You do of course understand that an LD child isn’t immediately recognisable or diagnosable by sight (unless of course they have three heads…)
The people who I ‘weren’t interacting with’ – who could you mean? I didn’t realise twitter was a closed conversation or have I misunderstood the DM button?
I am more than aware that in general they are very nice people, that is not the point. The point is they were engaging in what I felt to be quite distasteful and judgemental behaviour and broad generalisations that would I hope normally would be beneath them. Try supplementing gay men, or black people for children in their statements and see how proud you would be of their behaviour.

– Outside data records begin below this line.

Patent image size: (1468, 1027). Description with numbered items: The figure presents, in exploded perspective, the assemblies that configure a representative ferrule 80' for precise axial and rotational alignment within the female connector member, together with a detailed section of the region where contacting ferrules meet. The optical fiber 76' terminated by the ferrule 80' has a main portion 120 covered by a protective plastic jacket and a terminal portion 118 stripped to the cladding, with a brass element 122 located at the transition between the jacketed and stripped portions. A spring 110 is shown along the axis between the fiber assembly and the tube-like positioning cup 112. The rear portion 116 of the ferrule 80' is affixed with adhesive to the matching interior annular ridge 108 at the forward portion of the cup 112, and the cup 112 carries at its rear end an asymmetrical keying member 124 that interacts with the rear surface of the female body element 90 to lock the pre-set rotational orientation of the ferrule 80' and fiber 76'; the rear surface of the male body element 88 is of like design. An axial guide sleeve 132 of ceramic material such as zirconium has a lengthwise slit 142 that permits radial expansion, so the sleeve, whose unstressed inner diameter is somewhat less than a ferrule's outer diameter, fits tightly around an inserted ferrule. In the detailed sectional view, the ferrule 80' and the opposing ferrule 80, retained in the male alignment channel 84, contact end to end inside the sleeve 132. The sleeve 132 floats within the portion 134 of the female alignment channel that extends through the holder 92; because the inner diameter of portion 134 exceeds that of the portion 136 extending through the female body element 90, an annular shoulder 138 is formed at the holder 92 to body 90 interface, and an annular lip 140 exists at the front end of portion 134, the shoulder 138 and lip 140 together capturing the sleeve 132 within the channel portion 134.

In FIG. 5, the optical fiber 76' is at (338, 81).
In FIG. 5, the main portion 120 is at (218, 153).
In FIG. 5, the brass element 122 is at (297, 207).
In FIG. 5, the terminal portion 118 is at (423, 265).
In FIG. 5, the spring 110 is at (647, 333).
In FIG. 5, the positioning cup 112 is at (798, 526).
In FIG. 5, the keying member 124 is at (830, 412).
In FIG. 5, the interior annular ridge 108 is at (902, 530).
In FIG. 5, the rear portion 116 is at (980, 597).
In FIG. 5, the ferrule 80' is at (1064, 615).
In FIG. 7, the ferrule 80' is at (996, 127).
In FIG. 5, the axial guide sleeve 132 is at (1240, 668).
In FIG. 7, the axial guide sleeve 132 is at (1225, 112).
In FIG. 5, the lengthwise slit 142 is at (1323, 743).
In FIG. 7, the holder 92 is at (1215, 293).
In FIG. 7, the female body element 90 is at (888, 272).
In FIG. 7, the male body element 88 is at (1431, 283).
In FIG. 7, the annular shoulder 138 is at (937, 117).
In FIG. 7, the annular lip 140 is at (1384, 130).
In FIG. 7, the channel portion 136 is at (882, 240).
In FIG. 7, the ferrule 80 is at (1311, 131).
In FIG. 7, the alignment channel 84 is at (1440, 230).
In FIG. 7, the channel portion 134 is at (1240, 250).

My point is that yes, on occasion one may be able to offer a gentle assist and feel very superior when the child responds. I have done this countless times in clinical practice however you should bear in mind children will often respond differently with someone who is a stranger and with whom they are unable to feel entirely safe. But you can’t always know why the child, or indeed the parent is behaving in that way, on that day.
I am a preschool teacher. We are expected to introduce children to reading, writing and social skills. In fact, the teachers I work with agree with me that social skills are a top priority. We have children that are ADHD, we have children with Down’s Syndrome, we have children that are deaf. (There is an exclusive deaf preschool that shares the campus and we help both hearing and deaf children learn to play together with respect and consideration). There is also a safety issue in having children know some basic rules for being a nice restaurant. A child just running (and indeed some children can not be expected to sit for an extended period of time) can knock over a waiter carrying a hot dish or coffee and be burned. An owner of a restaurant can lose customers and money if people walk out because a child is screaming loudly. All I am saying in that the child is not at fault. Parents should know the limits their child has, and if the child needs to run, how about a restaurant with an outdoor eating area where a child can get up and walk or even run a bit? How about going when the chlid is well rested and more able to learn the basic social skills all children need to learn? How about making the experience of dining out as pleasurable for the child as it is for adults? Children love trying new food, trying to read basic words, putting a “real” napkin in their lap. It should be a learning experience. Yes parents need a break, but sadly most parents with a child that perhaps isn’t quite ready for the restaurant experience, end up frustrated and unhappy. I think children, with a little preparation and interaction from parents, can eat at any restaurant. Trust me, my children learned to love lobster and shrimp cocktail at an early age! A Shirley Temple drink with an umbrella? They were in heaven! At the preschool we have “fancy” snack time once a month where parents are invited to come if they wish. Real napkins, real silver ware, table cloths, holding out chairs, taking orders (the children love it when it is their time to be waiter), please and thank you, classic music, even candles! ALL the children, LD and deaf and just the
“can’t sit still “types have a great time and parents report that when they take their 3-5 year old out to dinner the children remember the “rules” they learned in preschool. And I should like to say, parents on planes with small children get ALL my respect and sympathy. I’ve been the mom with the child that cries because of ear pain! (And I’ve had people tell me I should not take such a small child on a plane, and have explained “We’re going to her grandfather’s funeral and her grandmother asked especially for all her grandchildren to be there.”). So the bets are OFF with plane flying! Just give the parents a smile and say “I’ve been there and they grow up!”